We've played around with machine learning models to automatically categorize customer transactions. However, the accuracy of a model is irrelevant if it can't be taken to production. "One of the main reasons most [Data Science] tutorials won’t go beyond this step is because — productionisation is hard" (from Medium).
There are solutions - for instance Open Scoring which also appears to give you the break-down for the probabilities of a particular classification. This is great for us because if we don't get the prediction spot on, we want to give the user another suggestion.
Open Scoring offers the chance to drop in your PMML and you're good to go (although note "PMML is a great option if you choose to stick with the standard models and transformations. But if you’re interested in more, don’t worry there are other options" - Medium).
The old MLLib models could be turned to PMML easily (model.toPMML). But the new ones will need the Spark-JPMML library. However, this may clash with Spark's dependencies as both depend on JPMML. This appears to be fixed in Spark 2.3. See this Spark issue.
However, the IT department imposed another restriction: they don't have the resources to maintain Open Scoring servers. Instead, they want a Java library they can package with their product. Oh yes, and they're running out of JVM memory so it can't have too large a footprint, please.
So, one option might be H2O which saves the model as an actual piece of Java code that you can compile!
But since we were getting good results with Naive Bayes (both in Spark and in SciKit-Learn) we decided to code our own. Any decent developer can code it in quite a small number of lines.
The truth of the matter is that if you have lots of data and you're not smashing Kaggle, Naive Bayes is generally good enough for most purposes. Working on the principle of a Minimum Viable Product, development went something like this:
- Create the basic NB algorithm (accuracy: 81%)
- Add smoothing (with a value for alpha of 1E-9, accuracy: 85%)
- Use Kullback-Leibler between the correctly and incorrectly data to see which features are dissimilar. Eyeballing the largest discrepancies led us to conclude that 3-digit numbers confused matters and ignoring them completely improved things (accuracy: 89%).
- Trying n-grams (with n=2, accuracy: 91%).

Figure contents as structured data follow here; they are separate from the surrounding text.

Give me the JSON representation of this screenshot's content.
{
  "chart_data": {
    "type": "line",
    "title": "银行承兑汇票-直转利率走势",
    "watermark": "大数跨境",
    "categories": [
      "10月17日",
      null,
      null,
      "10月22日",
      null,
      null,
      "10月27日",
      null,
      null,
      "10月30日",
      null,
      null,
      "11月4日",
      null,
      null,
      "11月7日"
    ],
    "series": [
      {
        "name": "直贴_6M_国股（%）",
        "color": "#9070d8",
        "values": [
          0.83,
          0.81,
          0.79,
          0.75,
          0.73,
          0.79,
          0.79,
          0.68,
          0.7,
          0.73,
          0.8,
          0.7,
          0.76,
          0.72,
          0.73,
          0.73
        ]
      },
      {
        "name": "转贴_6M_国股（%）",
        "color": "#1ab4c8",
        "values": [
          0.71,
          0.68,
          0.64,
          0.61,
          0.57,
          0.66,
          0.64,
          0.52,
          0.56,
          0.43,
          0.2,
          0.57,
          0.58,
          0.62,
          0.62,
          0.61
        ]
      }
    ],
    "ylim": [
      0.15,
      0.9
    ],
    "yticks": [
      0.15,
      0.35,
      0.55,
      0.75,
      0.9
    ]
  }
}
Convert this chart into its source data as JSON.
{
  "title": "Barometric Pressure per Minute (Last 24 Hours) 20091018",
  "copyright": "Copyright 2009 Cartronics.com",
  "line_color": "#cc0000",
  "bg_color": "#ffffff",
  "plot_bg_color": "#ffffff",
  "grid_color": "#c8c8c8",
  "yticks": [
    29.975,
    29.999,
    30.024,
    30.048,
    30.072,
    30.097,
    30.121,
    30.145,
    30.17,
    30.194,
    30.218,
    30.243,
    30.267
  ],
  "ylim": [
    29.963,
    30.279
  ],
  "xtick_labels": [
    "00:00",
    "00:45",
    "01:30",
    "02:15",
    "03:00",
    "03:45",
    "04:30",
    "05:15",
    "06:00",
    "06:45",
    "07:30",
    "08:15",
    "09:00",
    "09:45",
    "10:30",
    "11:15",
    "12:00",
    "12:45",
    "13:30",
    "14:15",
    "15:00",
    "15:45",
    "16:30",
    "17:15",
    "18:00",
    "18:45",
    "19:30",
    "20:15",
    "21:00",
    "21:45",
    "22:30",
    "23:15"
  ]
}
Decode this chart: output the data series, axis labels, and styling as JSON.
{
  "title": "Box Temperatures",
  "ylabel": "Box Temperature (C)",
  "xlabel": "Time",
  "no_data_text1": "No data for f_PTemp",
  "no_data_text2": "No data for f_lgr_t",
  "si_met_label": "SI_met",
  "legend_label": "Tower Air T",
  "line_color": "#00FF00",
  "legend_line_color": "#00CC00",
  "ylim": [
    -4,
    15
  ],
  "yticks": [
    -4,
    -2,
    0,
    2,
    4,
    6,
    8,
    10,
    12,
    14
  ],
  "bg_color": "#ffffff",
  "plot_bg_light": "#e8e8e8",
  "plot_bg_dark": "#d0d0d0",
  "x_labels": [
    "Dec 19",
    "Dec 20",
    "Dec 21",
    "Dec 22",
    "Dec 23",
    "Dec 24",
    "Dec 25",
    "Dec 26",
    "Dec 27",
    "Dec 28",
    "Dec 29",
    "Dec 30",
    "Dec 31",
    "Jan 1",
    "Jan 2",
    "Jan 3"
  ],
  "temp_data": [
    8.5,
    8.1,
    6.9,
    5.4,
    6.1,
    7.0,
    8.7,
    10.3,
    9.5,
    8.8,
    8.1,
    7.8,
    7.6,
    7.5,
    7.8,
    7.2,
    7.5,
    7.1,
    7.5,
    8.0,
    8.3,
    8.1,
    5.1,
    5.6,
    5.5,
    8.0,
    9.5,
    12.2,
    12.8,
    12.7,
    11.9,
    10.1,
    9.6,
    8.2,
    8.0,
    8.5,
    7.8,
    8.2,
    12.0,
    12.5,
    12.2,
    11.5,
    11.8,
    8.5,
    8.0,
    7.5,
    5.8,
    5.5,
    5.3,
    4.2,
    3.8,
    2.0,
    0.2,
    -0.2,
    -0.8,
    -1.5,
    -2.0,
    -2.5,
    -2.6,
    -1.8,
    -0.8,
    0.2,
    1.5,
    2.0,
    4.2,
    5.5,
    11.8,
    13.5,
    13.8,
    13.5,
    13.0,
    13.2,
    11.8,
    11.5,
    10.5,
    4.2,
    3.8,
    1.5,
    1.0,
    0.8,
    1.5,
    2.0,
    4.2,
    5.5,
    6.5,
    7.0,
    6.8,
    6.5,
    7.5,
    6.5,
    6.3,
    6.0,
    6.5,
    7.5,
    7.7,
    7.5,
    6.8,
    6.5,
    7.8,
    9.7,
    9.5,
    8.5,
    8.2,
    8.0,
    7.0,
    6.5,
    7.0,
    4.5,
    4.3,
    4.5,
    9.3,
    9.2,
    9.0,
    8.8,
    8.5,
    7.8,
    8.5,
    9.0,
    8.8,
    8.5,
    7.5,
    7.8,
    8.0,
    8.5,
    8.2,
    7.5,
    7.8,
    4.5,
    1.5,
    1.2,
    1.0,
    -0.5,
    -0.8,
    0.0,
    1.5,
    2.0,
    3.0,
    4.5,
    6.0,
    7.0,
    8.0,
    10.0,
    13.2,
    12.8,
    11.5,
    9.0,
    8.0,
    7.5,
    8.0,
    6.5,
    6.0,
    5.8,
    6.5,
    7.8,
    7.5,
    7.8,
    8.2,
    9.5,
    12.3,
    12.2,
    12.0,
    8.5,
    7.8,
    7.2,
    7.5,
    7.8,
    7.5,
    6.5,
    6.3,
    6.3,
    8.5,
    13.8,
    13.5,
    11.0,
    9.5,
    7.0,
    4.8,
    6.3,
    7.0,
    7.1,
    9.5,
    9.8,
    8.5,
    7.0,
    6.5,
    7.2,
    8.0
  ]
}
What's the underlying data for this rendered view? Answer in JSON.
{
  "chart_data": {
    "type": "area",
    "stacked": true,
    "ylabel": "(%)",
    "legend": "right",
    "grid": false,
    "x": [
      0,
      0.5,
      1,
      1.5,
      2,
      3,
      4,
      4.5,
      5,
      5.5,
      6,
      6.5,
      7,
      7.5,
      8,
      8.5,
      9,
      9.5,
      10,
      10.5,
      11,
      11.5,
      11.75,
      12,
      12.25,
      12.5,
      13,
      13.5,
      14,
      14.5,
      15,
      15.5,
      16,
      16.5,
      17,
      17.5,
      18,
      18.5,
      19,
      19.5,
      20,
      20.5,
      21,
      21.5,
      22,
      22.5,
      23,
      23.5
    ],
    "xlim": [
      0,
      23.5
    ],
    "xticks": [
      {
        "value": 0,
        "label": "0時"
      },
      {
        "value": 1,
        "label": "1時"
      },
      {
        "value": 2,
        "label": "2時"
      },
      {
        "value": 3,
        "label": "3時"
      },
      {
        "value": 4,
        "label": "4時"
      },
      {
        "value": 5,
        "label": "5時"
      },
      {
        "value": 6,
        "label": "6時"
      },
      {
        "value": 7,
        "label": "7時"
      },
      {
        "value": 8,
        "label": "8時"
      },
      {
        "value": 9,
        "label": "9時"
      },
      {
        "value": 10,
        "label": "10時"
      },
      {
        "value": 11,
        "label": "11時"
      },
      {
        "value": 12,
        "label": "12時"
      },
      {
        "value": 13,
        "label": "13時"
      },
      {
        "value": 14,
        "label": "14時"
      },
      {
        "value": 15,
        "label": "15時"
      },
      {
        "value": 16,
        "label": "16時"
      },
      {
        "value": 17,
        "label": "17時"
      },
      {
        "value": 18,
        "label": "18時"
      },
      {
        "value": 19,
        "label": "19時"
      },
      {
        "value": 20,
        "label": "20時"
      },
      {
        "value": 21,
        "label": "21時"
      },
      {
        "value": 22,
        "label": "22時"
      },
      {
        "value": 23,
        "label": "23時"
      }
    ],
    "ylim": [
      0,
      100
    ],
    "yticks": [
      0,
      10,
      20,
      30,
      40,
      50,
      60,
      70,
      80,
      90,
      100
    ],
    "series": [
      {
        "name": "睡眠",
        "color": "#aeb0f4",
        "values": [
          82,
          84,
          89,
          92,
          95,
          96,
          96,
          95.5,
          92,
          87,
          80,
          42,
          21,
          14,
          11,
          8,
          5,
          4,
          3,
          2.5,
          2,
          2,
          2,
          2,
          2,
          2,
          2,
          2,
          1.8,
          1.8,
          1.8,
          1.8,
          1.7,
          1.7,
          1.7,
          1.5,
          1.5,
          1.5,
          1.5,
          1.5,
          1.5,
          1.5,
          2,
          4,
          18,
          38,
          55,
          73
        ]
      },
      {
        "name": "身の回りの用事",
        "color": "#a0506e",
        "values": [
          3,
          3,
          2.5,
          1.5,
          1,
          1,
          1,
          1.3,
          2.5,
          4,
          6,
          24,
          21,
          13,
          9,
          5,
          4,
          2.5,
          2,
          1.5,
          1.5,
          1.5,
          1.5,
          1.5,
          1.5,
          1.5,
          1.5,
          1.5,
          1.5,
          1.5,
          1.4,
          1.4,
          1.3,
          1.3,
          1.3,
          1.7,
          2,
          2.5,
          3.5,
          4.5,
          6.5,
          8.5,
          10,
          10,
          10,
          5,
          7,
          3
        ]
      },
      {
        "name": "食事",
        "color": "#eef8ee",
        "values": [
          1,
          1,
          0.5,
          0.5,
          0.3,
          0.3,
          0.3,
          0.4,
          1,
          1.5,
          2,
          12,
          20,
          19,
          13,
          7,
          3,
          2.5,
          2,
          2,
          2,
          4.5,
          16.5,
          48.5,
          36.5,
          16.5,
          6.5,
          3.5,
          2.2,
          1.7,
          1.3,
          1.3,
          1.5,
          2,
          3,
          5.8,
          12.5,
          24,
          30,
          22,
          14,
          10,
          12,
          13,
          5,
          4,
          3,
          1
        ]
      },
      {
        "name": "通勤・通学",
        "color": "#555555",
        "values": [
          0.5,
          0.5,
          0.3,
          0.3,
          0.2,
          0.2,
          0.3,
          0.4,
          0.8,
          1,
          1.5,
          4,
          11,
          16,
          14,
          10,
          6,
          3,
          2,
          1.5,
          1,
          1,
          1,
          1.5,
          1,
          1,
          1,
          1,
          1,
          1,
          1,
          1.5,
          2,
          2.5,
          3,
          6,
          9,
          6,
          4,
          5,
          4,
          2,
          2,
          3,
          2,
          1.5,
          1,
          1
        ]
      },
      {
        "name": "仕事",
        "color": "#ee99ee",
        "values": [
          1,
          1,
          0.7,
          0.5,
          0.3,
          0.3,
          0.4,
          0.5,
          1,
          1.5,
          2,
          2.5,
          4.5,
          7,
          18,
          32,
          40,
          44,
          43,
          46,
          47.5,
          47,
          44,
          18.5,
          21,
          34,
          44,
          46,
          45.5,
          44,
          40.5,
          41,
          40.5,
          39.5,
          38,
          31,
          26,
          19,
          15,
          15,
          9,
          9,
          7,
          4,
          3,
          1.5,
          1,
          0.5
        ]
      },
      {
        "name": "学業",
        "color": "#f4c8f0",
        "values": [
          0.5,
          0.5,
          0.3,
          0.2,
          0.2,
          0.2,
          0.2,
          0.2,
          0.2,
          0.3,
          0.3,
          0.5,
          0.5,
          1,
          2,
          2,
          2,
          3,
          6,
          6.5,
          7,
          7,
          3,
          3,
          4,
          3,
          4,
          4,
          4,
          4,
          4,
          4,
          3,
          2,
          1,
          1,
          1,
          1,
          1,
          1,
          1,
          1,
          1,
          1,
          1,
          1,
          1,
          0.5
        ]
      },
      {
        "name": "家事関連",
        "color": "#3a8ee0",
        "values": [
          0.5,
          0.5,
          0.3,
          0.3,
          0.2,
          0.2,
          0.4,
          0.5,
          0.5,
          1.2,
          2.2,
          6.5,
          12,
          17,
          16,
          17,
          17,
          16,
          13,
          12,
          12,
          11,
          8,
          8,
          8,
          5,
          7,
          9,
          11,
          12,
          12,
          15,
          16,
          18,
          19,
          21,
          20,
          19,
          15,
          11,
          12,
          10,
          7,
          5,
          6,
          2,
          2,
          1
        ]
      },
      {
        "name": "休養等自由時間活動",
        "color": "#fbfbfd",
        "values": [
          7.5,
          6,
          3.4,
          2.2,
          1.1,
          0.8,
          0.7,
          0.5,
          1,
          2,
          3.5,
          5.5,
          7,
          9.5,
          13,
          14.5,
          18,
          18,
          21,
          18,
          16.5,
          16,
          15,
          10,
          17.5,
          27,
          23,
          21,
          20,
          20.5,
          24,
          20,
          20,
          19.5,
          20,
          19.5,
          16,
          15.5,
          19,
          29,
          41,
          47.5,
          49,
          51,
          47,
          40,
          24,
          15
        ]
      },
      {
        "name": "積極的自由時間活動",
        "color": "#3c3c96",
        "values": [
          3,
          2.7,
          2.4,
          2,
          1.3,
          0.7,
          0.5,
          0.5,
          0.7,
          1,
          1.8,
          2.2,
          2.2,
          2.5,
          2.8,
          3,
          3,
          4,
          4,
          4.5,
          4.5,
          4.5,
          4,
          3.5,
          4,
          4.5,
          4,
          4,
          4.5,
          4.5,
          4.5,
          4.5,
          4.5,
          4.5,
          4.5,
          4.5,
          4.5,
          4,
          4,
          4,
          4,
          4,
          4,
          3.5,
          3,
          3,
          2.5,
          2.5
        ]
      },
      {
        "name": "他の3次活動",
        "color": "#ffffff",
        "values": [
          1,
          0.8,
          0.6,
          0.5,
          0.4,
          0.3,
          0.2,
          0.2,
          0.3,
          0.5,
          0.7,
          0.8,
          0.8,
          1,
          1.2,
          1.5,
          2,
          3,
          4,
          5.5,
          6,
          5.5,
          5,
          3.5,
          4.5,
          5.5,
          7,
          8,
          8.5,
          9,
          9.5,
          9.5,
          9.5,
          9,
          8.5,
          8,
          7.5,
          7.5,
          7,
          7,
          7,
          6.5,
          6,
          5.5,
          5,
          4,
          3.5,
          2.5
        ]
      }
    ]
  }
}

- Trying different combinations of features while using bigrams (accuracy: 96%). Note that the combination of features is not obvious as we're not really processing natural language. We found the best permutation using brute-force.
The nice thing about building a simple Machine Learning MVP is that you becomes familiar with the data very quickly. In my case, what became clear was that I was getting a lot of transactions that were falsely labeled as a misclassification. This was because the categories were not mutually exclusive (for example: is car tax to be classified as CAR or TAXES? It depends on the user).
Also, a simple model (like Naive Bayes) makes it easy to question the data ("why did you classify this transaction as X???") by simply looking at the likelihood vector for each word. Try doing that with a neural net...
[Edit: there is a good discussion of how other people tackle the problem of productionisation at Reddit].